Economia

Governo precisa cumprir lei e atender clamor dos Estados e municípios sobre novo indexador das dívidas, diz Vecci

Redação DM

Publicado em 26 de março de 2015 às 03:05 | Atualizado há 11 anos

Da redação

Deputado considerou correta a decisão da Câmara dos Deputados, que aprovou projeto que concede prazo de 30 dias para a União renegociar, com juros mais baixos, as dívidas dos entes federativos. A Câmara dos Deputados aprovou, na noite de terça-feira (24), projeto que dá 30 dias para a presidente Dilma Rousseff regulamentar a lei sancionada, em novembro do ano passado, que reduz a dívida de Estados e municípios.
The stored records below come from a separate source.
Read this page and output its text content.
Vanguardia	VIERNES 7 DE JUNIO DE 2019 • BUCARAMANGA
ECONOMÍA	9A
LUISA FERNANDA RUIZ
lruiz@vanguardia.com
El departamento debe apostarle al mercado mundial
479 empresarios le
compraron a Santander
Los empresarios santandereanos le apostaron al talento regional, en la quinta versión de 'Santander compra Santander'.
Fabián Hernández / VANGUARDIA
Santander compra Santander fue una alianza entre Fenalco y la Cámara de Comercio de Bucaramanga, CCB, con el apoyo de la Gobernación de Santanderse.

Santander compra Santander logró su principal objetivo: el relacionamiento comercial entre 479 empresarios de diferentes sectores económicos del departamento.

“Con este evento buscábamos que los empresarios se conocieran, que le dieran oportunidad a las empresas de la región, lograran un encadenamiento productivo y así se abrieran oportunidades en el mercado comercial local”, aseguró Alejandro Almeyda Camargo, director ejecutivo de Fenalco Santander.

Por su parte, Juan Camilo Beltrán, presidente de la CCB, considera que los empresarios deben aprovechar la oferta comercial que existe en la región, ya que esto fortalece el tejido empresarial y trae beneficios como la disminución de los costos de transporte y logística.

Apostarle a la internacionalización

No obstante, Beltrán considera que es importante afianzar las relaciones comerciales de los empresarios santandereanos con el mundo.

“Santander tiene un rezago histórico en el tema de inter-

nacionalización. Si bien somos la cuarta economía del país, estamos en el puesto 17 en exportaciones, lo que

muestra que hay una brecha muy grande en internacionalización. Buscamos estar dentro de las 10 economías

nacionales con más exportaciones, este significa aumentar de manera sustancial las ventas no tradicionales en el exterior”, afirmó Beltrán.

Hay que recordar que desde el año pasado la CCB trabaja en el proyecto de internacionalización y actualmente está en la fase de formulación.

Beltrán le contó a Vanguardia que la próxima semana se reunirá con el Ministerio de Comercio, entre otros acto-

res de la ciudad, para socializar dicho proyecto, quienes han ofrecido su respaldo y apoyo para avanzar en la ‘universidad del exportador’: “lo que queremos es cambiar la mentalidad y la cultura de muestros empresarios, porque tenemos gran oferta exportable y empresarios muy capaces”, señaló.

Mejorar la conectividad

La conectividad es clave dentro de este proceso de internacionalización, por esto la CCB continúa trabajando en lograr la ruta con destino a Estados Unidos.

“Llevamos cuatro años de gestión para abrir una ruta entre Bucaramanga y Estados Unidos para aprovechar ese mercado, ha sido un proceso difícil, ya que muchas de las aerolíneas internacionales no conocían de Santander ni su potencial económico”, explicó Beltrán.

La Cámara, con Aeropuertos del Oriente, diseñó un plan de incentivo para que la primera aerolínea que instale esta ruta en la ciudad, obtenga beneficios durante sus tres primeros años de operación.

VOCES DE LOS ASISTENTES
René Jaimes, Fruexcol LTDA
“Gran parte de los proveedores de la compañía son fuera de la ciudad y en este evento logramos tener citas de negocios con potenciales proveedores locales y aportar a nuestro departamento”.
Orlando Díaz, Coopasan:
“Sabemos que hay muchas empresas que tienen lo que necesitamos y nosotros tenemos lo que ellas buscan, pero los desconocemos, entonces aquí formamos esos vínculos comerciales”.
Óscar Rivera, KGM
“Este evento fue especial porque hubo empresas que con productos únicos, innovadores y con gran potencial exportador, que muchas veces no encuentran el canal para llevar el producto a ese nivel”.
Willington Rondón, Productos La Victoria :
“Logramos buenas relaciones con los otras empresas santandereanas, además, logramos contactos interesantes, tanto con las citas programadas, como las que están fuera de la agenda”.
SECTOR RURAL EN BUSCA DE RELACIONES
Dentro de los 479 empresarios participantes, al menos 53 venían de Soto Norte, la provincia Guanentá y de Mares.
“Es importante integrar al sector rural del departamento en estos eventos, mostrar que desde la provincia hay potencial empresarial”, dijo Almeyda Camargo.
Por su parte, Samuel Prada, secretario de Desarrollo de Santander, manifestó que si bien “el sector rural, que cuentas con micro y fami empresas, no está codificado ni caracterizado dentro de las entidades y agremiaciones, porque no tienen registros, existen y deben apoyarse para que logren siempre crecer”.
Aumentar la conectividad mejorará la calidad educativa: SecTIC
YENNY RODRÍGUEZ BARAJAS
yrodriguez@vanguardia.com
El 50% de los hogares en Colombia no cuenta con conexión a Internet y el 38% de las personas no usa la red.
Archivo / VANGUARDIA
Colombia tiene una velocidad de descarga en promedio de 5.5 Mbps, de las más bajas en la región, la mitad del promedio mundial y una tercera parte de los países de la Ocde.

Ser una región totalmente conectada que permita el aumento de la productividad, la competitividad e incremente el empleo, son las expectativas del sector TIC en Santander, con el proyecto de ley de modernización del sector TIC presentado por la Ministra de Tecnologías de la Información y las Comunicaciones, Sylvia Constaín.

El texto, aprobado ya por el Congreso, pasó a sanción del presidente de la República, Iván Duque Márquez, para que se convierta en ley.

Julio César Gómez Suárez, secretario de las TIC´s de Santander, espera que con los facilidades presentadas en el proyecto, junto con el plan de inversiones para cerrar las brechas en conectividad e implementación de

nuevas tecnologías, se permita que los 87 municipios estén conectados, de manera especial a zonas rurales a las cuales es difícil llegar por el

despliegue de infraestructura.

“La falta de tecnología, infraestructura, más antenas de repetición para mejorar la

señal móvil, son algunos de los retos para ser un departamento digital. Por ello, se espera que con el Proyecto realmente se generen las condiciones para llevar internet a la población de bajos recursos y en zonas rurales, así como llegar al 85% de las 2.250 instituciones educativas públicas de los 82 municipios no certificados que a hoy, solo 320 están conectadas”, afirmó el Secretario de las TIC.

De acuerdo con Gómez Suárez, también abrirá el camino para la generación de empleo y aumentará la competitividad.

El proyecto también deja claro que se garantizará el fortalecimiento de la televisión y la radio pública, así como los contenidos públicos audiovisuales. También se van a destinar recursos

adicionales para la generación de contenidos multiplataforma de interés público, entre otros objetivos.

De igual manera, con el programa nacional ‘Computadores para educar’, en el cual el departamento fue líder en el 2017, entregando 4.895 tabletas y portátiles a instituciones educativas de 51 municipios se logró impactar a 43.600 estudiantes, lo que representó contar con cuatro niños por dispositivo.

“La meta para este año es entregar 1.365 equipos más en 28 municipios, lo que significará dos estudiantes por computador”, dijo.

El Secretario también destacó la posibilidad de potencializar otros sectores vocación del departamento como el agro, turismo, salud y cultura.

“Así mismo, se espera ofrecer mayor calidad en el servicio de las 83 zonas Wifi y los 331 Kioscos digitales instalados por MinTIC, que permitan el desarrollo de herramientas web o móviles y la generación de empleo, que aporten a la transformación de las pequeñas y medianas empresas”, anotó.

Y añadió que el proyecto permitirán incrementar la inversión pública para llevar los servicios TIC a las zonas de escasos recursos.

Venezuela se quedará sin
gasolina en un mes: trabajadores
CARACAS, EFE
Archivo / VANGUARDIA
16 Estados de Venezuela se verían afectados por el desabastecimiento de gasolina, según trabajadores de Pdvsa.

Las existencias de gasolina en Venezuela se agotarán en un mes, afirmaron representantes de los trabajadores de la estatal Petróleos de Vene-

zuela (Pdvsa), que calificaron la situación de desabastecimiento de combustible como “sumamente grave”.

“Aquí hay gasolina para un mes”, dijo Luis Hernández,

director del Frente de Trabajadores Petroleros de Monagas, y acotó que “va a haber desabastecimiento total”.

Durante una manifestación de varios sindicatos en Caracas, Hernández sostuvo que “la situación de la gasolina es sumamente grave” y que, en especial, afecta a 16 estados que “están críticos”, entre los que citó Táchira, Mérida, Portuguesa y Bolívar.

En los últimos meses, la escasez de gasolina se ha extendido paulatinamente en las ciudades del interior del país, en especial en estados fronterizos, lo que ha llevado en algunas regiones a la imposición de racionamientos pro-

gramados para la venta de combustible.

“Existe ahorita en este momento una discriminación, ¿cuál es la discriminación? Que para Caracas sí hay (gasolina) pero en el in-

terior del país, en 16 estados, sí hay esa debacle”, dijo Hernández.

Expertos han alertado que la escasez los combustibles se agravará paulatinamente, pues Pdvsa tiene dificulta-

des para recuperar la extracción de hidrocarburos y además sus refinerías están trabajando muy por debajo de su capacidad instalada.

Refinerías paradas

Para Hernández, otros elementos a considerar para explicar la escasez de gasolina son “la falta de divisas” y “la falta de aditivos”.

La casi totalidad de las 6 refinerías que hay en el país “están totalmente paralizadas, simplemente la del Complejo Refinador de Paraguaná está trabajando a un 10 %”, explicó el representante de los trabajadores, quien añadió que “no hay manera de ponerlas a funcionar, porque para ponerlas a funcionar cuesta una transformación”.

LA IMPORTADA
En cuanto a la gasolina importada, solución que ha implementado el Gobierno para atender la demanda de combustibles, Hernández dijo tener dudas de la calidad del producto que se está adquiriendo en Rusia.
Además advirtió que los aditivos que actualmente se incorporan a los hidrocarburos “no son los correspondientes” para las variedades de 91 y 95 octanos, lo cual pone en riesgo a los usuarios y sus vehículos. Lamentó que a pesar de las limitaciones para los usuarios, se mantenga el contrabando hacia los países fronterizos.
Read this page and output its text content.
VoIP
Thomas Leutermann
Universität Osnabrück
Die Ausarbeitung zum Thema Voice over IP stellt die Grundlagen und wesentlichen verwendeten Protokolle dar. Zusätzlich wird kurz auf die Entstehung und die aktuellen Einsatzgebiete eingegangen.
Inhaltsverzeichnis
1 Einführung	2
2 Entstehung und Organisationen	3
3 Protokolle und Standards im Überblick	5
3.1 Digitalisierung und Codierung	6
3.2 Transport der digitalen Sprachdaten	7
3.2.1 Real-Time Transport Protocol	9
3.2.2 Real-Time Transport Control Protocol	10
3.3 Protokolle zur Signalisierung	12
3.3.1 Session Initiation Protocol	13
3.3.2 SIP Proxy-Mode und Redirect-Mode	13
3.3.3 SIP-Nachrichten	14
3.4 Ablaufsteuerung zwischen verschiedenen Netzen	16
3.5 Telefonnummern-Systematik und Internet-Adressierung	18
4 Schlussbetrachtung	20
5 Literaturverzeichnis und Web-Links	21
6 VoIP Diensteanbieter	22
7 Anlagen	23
O deputado federal Giuseppe Vecci votou a favor da proposta, que estava sendo adiada pelo governo federal.
Para o tucano, a presidente precisa cumprir a lei e deixar de protelar essa legítima reivindicação de Estados e municípios, que atualmente são punidos com juros da década de 90. “Se o governo sancionou o texto, ele agora precisa cumpri-lo. Essa é uma causa justa dos governadores e prefeitos e sua regulamentação aliviaria os cofres estaduais e municipais, e ainda possibilitaria a realização de novos empréstimos”.
Atualmente, a correção é baseada pelo Índice Geral de Preços (IGP-DI) mais juros que vão de 6% a 9% ao ano. Com o projeto, o indexador passará a ser a taxa Selic ou o Índice Nacional de Preços ao Consumidor Amplo (IPCA) mais 4% de juros. A equipe econômica de Dilma sustenta que a mudança do indexador significa um rombo de R$ 3 bilhões ao ano para o Tesouro Nacional e coloca em risco a Lei de Responsabilidade Fiscal.
O deputado considerou correta a decisão da Câmara, já que a proposta foi construída após um longo diálogo e vai favorecer Estados e municípios que clamam por um novo indexador mais próximo da realidade.
Vecci criticou ainda a declaração de Dilma, de que seria “inconsequente” dizer que há “espaço fiscal” para resolver o problema do indexador. “Dilma chancelou a medida há poucos meses e agora diz que não tem condições de fazer essa despesa. Querem pedir sacrifício da população, dos municípios e Estados, mas não cortam na própria carne”. O deputado espera agora que o Senado aprove a matéria, uma vez que o governo já entrou em campo para evitar a votação na próxima terça-feira (31).